Blue Buffalo Large Breed All Natural: Deboned Chicken, Chicken Meal, Whole Ground Brown Rice, Whole Ground Barley, Oatmeal....
The ProActive is pretty much crap. Corn meal as the second ingredient means stay away.
I will say that the Iams Healthy Natural, isn't so bad, but I'd be willing to bet that you can buy a much better food for the same price. The red flags for me are the chicken by-product meal and the corn meal. By-products are all the things not fit for human consumption, no thank you. We already mentioned corn, so I won't go into that again.
Now, in all fairness,the oatmeal in the Blue Buffalo isn't really going to do anything for the dog, but since it's not one of the first three ingredients, It's not going to make a huge difference. It's the chicken, chicken meal (not by-product) and the rice that are going to have the biggest positive impact on the dog.
There are plenty of great foods out there besides Blue Buffalo also, you just need to know what to look for. Don't be discouraged by the price either, with a high quality food you won't need to feed the dog as much.
Thank you sir. I send off for a $5 coupon as listed above. I think I'll make the gradual change.
Cool, let me know if the poop eating still continues. If it does, I'd give the meat tenderizer one more try since you'll have a better food. If that doesn't work we'll have to look at other things to try.
Hey Blinky. Thanks for keeping up this thread. I found it last week and started reading from the beginning. I hadn't realized G20 had past away until I came upon your post. After reading his countless posts I felt as if I had lost a personal friend myself. I am very sorry for your loss as I can tell you two got real close during the course of this thread.

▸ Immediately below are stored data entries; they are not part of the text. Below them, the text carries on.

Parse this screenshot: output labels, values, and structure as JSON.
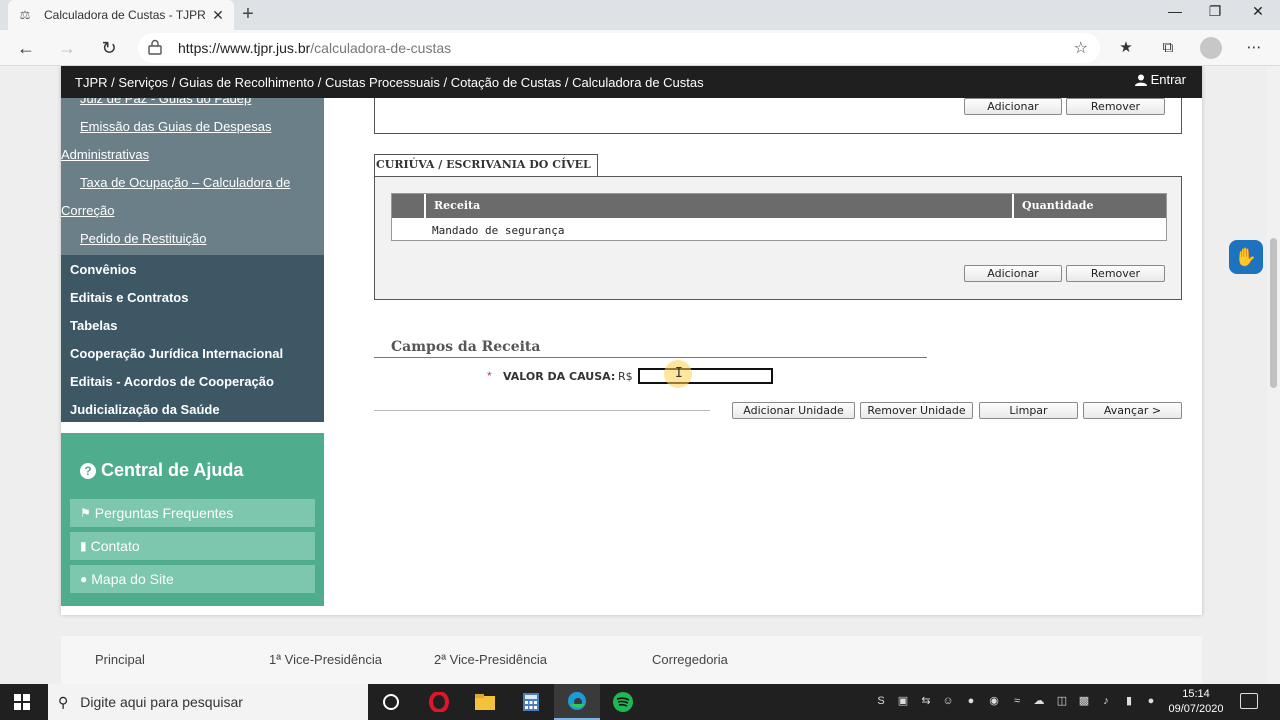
{
  "browser": {
    "tab_title": "Calculadora de Custas - TJPR",
    "url_host": "https://www.tjpr.jus.br",
    "url_path": "/calculadora-de-custas"
  },
  "topbar": {
    "breadcrumb": "TJPR / Serviços / Guias de Recolhimento / Custas Processuais / Cotação de Custas / Calculadora de Custas",
    "login": "Entrar"
  },
  "sidebar": {
    "links": [
      "Juiz de Paz - Guias do Fadep",
      "Emissão das Guias de Despesas",
      "Administrativas",
      "Taxa de Ocupação – Calculadora de",
      "Correção",
      "Pedido de Restituição"
    ],
    "items": [
      "Convênios",
      "Editais e Contratos",
      "Tabelas",
      "Cooperação Jurídica Internacional",
      "Editais - Acordos de Cooperação",
      "Judicialização da Saúde"
    ]
  },
  "help": {
    "title": "Central de Ajuda",
    "buttons": [
      "Perguntas Frequentes",
      "Contato",
      "Mapa do Site"
    ]
  },
  "top_fieldset": {
    "add_label": "Adicionar",
    "remove_label": "Remover"
  },
  "curiuva": {
    "legend": "CURIÚVA / ESCRIVANIA DO CÍVEL",
    "columns": [
      "Receita",
      "Quantidade"
    ],
    "rows": [
      {
        "receita": "Mandado de segurança",
        "quantidade": ""
      }
    ],
    "add_label": "Adicionar",
    "remove_label": "Remover"
  },
  "campos": {
    "title": "Campos da Receita",
    "required_mark": "*",
    "valor_label": "VALOR DA CAUSA:",
    "currency": "R$",
    "valor_value": ""
  },
  "actions": {
    "add_unit": "Adicionar Unidade",
    "remove_unit": "Remover Unidade",
    "clear": "Limpar",
    "next": "Avançar >"
  },
  "footer": {
    "links": [
      "Principal",
      "1ª Vice-Presidência",
      "2ª Vice-Presidência",
      "Corregedoria"
    ]
  },
  "taskbar": {
    "search_placeholder": "Digite aqui para pesquisar",
    "time": "15:14",
    "date": "09/07/2020"
  }
}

On to my dog. I have a 10 week old GSD. I got him at a day before his 6th birthday because 1. I didnt know better so that was my fault, and 2. the breeder fed me a line. He told me that the puppies were weined at 4 weeks so he said it was ok to seperate them from mom so young. So I took his advice and took the puppy home. I know now that his socialization suffered because of it. So i have been trying to socialize him on my own which seems to be working pretty well. He is very well adjusted. My question is housetraining related. He has learned sit, down, and we are currently working with stay. He picked those up REALLY fast. He isn't 100% reliable yet because his attentin span is pretty small, but he is really doing well. The housetraining is not going so well. I've been tethering him like you guys recommend and it works in minimizing the accidents but mostly because I am quicker at catching him before he actually has an accident. When he gets outside he absolutely knows the grass is where he needs to go potty. Soon as he gets to the grass, he is going. But he doenst seem to understand that he ISN'T suppose to go in the house. I've had him for 4 weeks and its still not really sinking in. Should I remain patient with him in hopes he will get it or should I try something different? My current methods are:
1. Crate training (which went well. He still gets a little whiney when I leave the room but that only lasts for about 15 seconds and then he settles in).

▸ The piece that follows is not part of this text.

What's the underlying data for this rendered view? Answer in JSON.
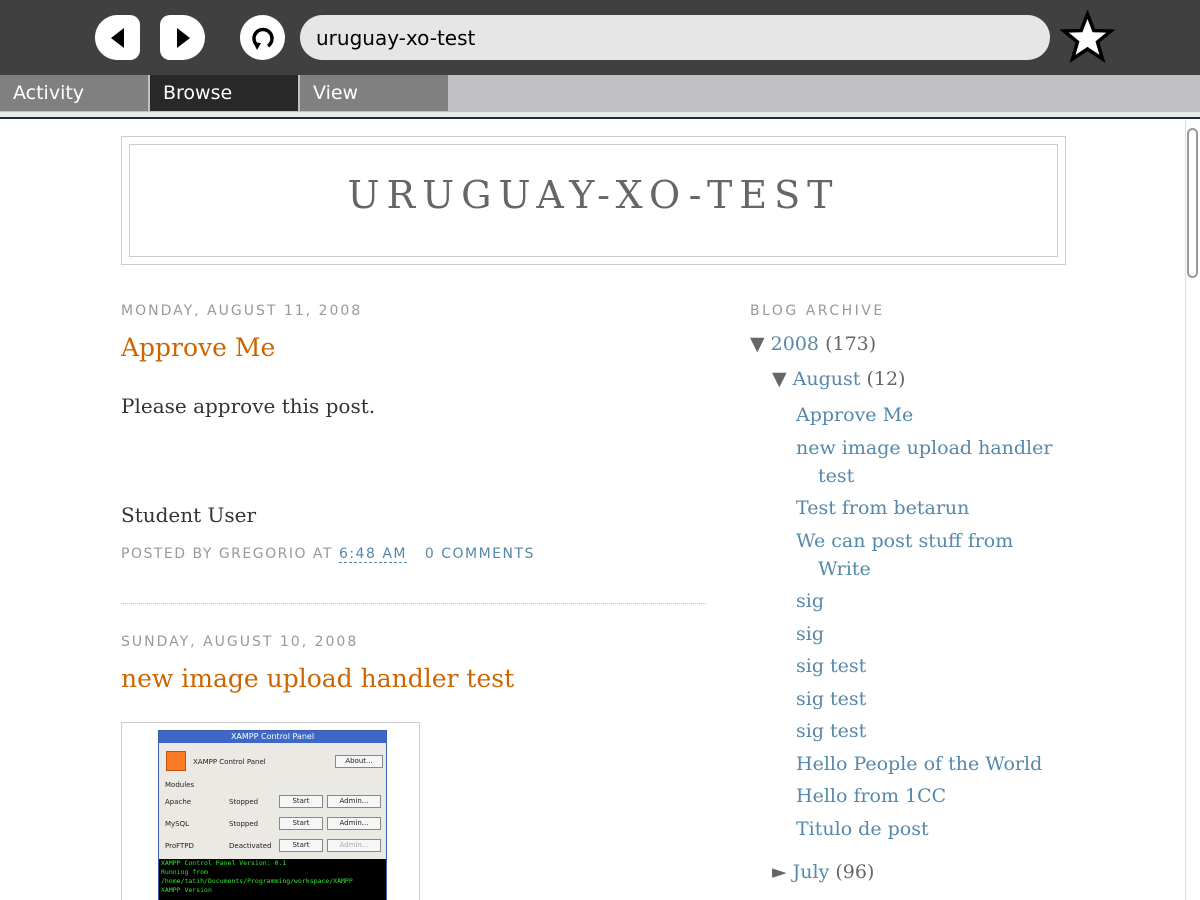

2. I take him out every 2 hours on the hour. I take him out 30 minutes after eating (630am, 1230pm, 630pm). And i take him out whenever he looks like he is going to make a mess (or after he has started making a mess if i wasn't quick enough).

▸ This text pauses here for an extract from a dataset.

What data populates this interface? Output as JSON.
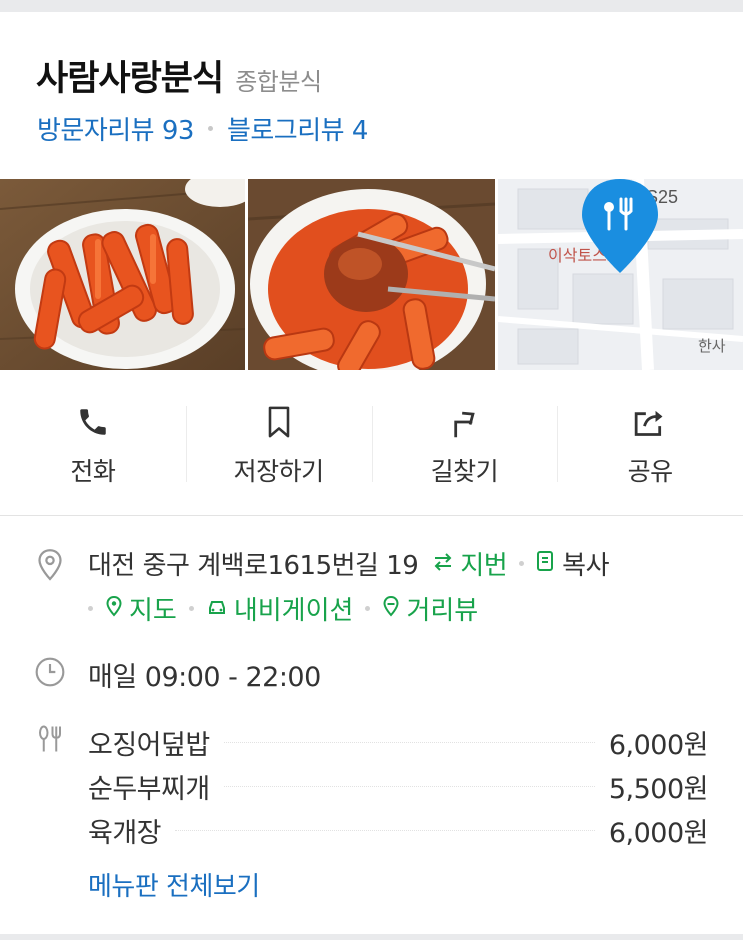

3. I praise like mad when he goes on the grass and if he goes in the house i use a stern NO but i do not hit or correct further. (prior to this thread I wasn't reacting at all to going in the house. I was praising when he went outside and then ignoring the behavior inside other then rushing himside if he was in the act).
I am worried I am expecting too much out of him being that he is still only 10 weeks old. But i feel like as intelligent as he is he should be getting it and fear that I am confusing him or just not doing something right. He did have round worms that we have treated him for, I am not sure if that has anything to do with it, but I have been working closely with my vet and my pup is very healthy otherwise.
Again, thank you for keeping this thread going. Mike would be proud.